Frites are still for sale and still decadently greasy although not quite as magically delicious as the first time.


For our first stop we stayed at Huis van Loon, in Borgloon and ate at a lovely little restaurant across the street that had wonderful food and drink and congenial young owners. 
In Belgium it is imperative that your lodging and eatery be very close together. Walking distance in fact as it is not uncommon for the Belgians' world-renown brews to have over 10% alcohol content.

The next day it was a short drive to the 400 vendor antique market in Tongerin, Belgium.

We snared a few packable items and had a lot of fun browsing for hours and hours. 

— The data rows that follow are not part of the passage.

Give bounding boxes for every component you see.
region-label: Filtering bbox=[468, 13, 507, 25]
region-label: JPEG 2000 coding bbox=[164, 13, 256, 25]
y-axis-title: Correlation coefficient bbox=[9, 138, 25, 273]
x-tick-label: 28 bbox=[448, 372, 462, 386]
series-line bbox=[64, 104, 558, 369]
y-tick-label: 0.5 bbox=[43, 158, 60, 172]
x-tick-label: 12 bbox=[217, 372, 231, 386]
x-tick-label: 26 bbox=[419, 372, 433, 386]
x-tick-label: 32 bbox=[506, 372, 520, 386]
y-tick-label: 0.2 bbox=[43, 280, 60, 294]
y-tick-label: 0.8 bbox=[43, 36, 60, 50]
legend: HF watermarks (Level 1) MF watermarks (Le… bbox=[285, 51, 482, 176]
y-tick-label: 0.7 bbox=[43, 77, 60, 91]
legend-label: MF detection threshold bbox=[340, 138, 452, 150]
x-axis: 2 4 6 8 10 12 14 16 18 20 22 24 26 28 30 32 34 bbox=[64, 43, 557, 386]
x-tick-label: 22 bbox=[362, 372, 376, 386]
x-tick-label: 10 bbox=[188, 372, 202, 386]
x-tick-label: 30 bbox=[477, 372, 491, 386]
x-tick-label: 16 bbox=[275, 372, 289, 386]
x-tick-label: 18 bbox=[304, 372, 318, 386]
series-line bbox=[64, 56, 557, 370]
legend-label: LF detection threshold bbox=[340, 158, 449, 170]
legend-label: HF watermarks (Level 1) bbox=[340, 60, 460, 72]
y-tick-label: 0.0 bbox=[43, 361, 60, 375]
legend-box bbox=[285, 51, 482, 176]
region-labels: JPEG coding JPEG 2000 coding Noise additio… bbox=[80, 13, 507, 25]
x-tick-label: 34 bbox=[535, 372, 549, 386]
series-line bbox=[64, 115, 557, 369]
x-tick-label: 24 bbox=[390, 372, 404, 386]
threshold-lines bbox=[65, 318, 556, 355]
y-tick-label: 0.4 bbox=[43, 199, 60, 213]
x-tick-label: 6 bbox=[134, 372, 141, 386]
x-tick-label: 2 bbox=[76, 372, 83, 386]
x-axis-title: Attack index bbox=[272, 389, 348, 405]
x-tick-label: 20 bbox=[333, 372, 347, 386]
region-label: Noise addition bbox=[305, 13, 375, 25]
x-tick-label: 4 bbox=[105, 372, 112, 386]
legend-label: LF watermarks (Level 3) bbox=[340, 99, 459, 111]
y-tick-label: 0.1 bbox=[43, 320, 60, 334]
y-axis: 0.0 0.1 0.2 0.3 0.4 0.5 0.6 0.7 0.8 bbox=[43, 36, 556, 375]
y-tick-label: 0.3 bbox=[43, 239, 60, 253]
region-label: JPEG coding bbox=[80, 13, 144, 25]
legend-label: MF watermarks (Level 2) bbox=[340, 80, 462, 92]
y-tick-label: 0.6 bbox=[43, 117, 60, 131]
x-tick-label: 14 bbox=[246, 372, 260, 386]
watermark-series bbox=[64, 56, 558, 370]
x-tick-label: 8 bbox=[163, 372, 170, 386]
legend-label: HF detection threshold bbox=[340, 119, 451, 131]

At our next stop we stayed at an idyllic place that we would happily return to 
and even take up residence if we could.

La Bergerie, in Falaen, Belgium.

A picturesque walk through the village took us to the wonderful, La Fermette for an amazing dinner. The owners couldn't have been more kind in trying to understand our wishes through a combination of our rudimentary French language skills and a little bit of pantomime. 
The starlit walk back to the B and B was a nice ending to the evening. 

So if ever we go missing, look for us here and bring your jammies. You won't want to leave either.

Thursday, June 6, 2013

The Smell of Money

Is not maplicious. Sorry to disappoint, but our first hand investigation has led to the conclusion that it is all in the heads of those who have reported smelling maple syrup when sniffing the new Canadian plastic bills.

The hyper-modern money is super-cool and quite sci-fi however. 
Look at that holographic queen looking over her own shoulder. Freaky, eh?

Of course, another theory is: there is just so much pancake consumption going on in Canada that actual syrup is stuck to most of the country's money. In any case, as they say, "it spends". 

Monday, June 3, 2013

On the Town in Hexham, UK

The great expectation of our travels is to know that we are in a place that 
is different from where we have came from. 

Sometimes it seems that  foreign destinations are being homogenized by mass merchandised fashion, the prevalence of personal technology, and  the encroachment of worldwide franchises such as McDonald's and Burger King. And since our last tour of the continent, KFC.

But it is still possible to find spots and see sights that are unique in all the world.

The courtyard of an abbey.

The quintessential English primrose, primula vulgaris, actually in an English garden.

Buildings commonly hundreds of years older than the oldest building in our town.

We don't have department store entrances like this.

Tchotchke by any other name is still  one man's trash or treasure, 
but it seems so much more alluring part way across the globe in a "charity shop". 
Bric a brac shelves are heavy in practically nonexistent categories at our thrift shops 
such as egg cups, toast racks, and tea serving paraphernalia. 

The Poundstretcher - a wildly more exotic version of 
the dollar store concept we are familiar with. 

The lentil soup is is not so unusual, but look closely at this lunch. When was the last time you saw a cold sausage with red onion chutney sandwich on the menu?